Die Stadt Wuppertal scheint da noch gut dazustehen: Hier liegt die Zahl der Filialen unverändert bei 35, man habe 1300 Angestellte und man sei traditionell die Nummer 1 der Branche. Offenbar dient auch ein markanter Bau in guter Lage noch immer recht gut der Kundenbindung. Der Wuppertaler Sparkassenturm jedenfalls, mit 75 Metern das höchste Gebäude der Stadt, ist längst zu einer Landmarke geworden.  700 Angestellte arbeiten hier; das heißt, nicht nur im Turm, sondern auch in der angegliederten, 50 mal 50 Meter großen Kundenhalle, in der eine schillernde kinetische Spiegelwand des Künstlers Adolf Luther an die frühe Blütezeit des Programms „Kunst am Bau“ erinnert.
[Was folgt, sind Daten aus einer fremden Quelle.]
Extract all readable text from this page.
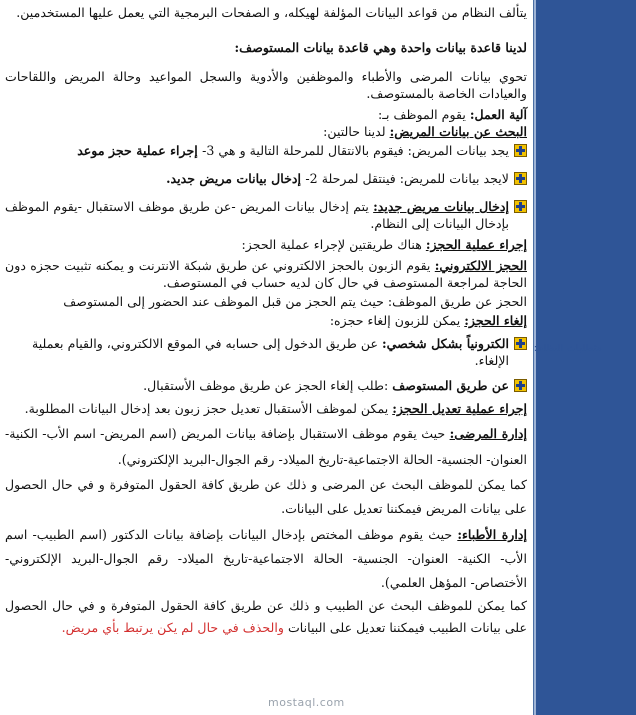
يتألف النظام من قواعد البيانات المؤلفة لهيكله، و الصفحات البرمجية التي يعمل عليها المستخدمين.

لدينا قاعدة بيانات واحدة وهي قاعدة بيانات المستوصف:

تحوي بيانات المرضى والأطباء والموظفين والأدوية والسجل المواعيد وحالة المريض واللقاحات والعيادات الخاصة بالمستوصف.

آلية العمل: يقوم الموظف بـ:

البحث عن بيانات المريض: لدينا حالتين:

يجد بيانات المريض: فيقوم بالانتقال للمرحلة التالية و هي 3- إجراء عملية حجز موعد

لايجد بيانات للمريض: فينتقل لمرحلة 2- إدخال بيانات مريض جديد.

إدخال بيانات مريض جديد: يتم إدخال بيانات المريض -عن طريق موظف الاستقبال -يقوم الموظف بإدخال البيانات إلى النظام.

إجراء عملية الحجز: هناك طريقتين لإجراء عملية الحجز:

الحجز الالكتروني: يقوم الزبون بالحجز الالكتروني عن طريق شبكة الانترنت و يمكنه تثبيت حجزه دون الحاجة لمراجعة المستوصف في حال كان لديه حساب في المستوصف.

الحجز عن طريق الموظف: حيث يتم الحجز من قبل الموظف عند الحضور إلى المستوصف

إلغاء الحجز: يمكن للزبون إلغاء حجزه:

الكترونياً بشكل شخصي: عن طريق الدخول إلى حسابه في الموقع الالكتروني، والقيام بعملية الإلغاء.

عن طريق المستوصف :طلب إلغاء الحجز عن طريق موظف الأستقبال.

إجراء عملية تعديل الحجز: يمكن لموظف الأستقبال تعديل حجز زبون بعد إدخال البيانات المطلوبة.

إدارة المرضى: حيث يقوم موظف الاستقبال بإضافة بيانات المريض (اسم المريض- اسم الأب- الكنية- العنوان- الجنسية- الحالة الاجتماعية-تاريخ الميلاد- رقم الجوال-البريد الإلكتروني).

كما يمكن للموظف البحث عن المرضى و ذلك عن طريق كافة الحقول المتوفرة و في حال الحصول على بيانات المريض فيمكننا تعديل على البيانات.

إدارة الأطباء: حيث يقوم موظف المختص بإدخال البيانات بإضافة بيانات الدكتور (اسم الطبيب- اسم الأب- الكنية- العنوان- الجنسية- الحالة الاجتماعية-تاريخ الميلاد- رقم الجوال-البريد الإلكتروني-الأختصاص- المؤهل العلمي).

كما يمكن للموظف البحث عن الطبيب و ذلك عن طريق كافة الحقول المتوفرة و في حال الحصول على بيانات الطبيب فيمكننا تعديل على البيانات والحذف في حال لم يكن يرتبط بأي مريض.

mostaql.com
متطلبات النظام:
In den 1990er Jahren wurde eine Erweiterung notwendig, die das Architekturbüro RKW damals als kompakte und teils transparente Komposition aus drei Baukörpern (Riegel, Glashalle, Sichel) entwarf und mit dem Altbau durch eine 90 Meter lange, verglaste Fußgängerbrücke verband. Noch immer aber ist der Turm mit seinen weißen Brüstungsbändern, zwischen denen die beschichten Fensterbänder bläulich schimmern, der Hingucker. Vor allem die senkrechten, der Fassade vorgelagerten, durch ihre Rundungen plastisch wirkende Hängesäulen springen ins Auge -als Erkennungsmerkmale der Hängekonstruktion. Auf den unteren Etagen hat Paul Schneider-Esleben den Blick auf den inneren Kern des Aufzugsschachtes freigelassen und so auch hier das Hängebauprinzip, das der gewünschten Stützenfreiheit wegen notwendig wurde, sichtbar gemacht.
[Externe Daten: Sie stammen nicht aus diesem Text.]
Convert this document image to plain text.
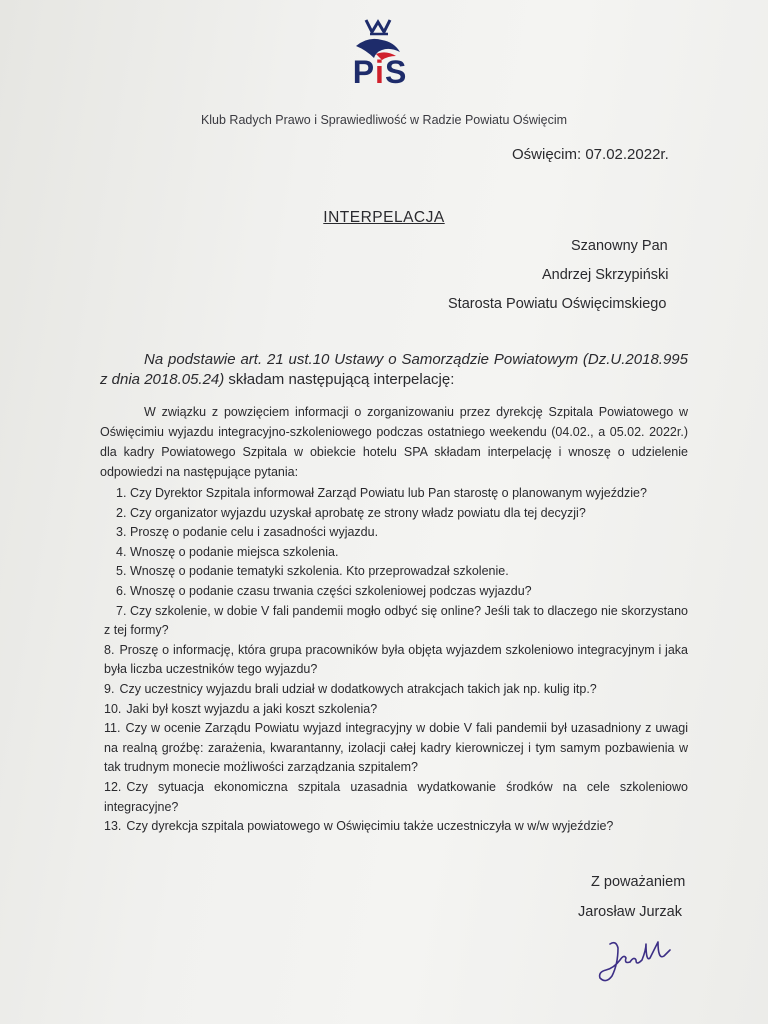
PiS
Klub Radych Prawo i Sprawiedliwość w Radzie Powiatu Oświęcim
Oświęcim: 07.02.2022r.
INTERPELACJA
Szanowny Pan
Andrzej Skrzypiński
Starosta Powiatu Oświęcimskiego
Na podstawie art. 21 ust.10 Ustawy o Samorządzie Powiatowym (Dz.U.2018.995 z dnia 2018.05.24) składam następującą interpelację:
W związku z powzięciem informacji o zorganizowaniu przez dyrekcję Szpitala Powiatowego w Oświęcimiu wyjazdu integracyjno-szkoleniowego podczas ostatniego weekendu (04.02., a 05.02. 2022r.) dla kadry Powiatowego Szpitala w obiekcie hotelu SPA składam interpelację i wnoszę o udzielenie odpowiedzi na następujące pytania:
1. Czy Dyrektor Szpitala informował Zarząd Powiatu lub Pan starostę o planowanym wyjeździe?
2. Czy organizator wyjazdu uzyskał aprobatę ze strony władz powiatu dla tej decyzji?
3. Proszę o podanie celu i zasadności wyjazdu.
4. Wnoszę o podanie miejsca szkolenia.
5. Wnoszę o podanie tematyki szkolenia. Kto przeprowadzał szkolenie.
6. Wnoszę o podanie czasu trwania części szkoleniowej podczas wyjazdu?
7. Czy szkolenie, w dobie V fali pandemii mogło odbyć się online? Jeśli tak to dlaczego nie skorzystano z tej formy?
8. Proszę o informację, która grupa pracowników była objęta wyjazdem szkoleniowo integracyjnym i jaka była liczba uczestników tego wyjazdu?
9. Czy uczestnicy wyjazdu brali udział w dodatkowych atrakcjach takich jak np. kulig itp.?
10. Jaki był koszt wyjazdu a jaki koszt szkolenia?
11. Czy w ocenie Zarządu Powiatu wyjazd integracyjny w dobie V fali pandemii był uzasadniony z uwagi na realną groźbę: zarażenia, kwarantanny, izolacji całej kadry kierowniczej i tym samym pozbawienia w tak trudnym monecie możliwości zarządzania szpitalem?
12. Czy sytuacja ekonomiczna szpitala uzasadnia wydatkowanie środków na cele szkoleniowo integracyjne?
13. Czy dyrekcja szpitala powiatowego w Oświęcimiu także uczestniczyła w w/w wyjeździe?
Z poważaniem
Jarosław Jurzak
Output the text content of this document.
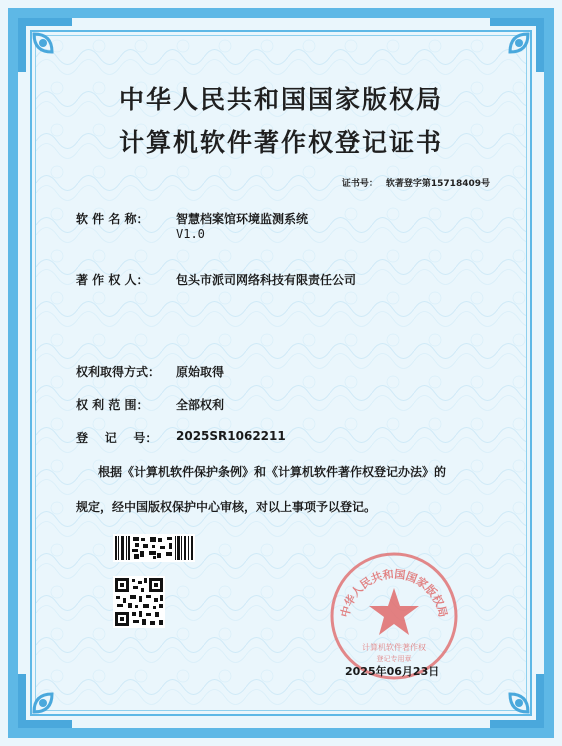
中华人民共和国国家版权局
计算机软件著作权登记证书
证书号： 软著登字第15718409号
软 件 名 称： 智慧档案馆环境监测系统
V1.0
著 作 权 人： 包头市派司网络科技有限责任公司
权利取得方式： 原始取得
权 利 范 围： 全部权利
登    记    号： 2025SR1062211
根据《计算机软件保护条例》和《计算机软件著作权登记办法》的
规定，经中国版权保护中心审核，对以上事项予以登记。
中华人民共和国国家版权局
计算机软件著作权
登记专用章
2025年06月23日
Es gibt dem Bau insgesamt einen Zug ins Wagemutige, während das Kranzgeschoss, die vom übrigen Bau durch die Schräge abgesetzte 19. Etage, unzweifelhaft als Krone verstanden werden will.  Die Wuppertaler Sparkasse, die übrigens im selben Jahr wie die gleichfalls als Hängekonstruktion errichteten BMW-Türme in München eröffnete, ist ein schwebender und doch standfester Turm, bei dem die Verbindung von sichtbar gehaltener Konstruktion und plastischer Form ausdrucksstark gelungen ist. Nicht zu Unrecht steht das Gebäude seit 2015 unter Denkmalschutz.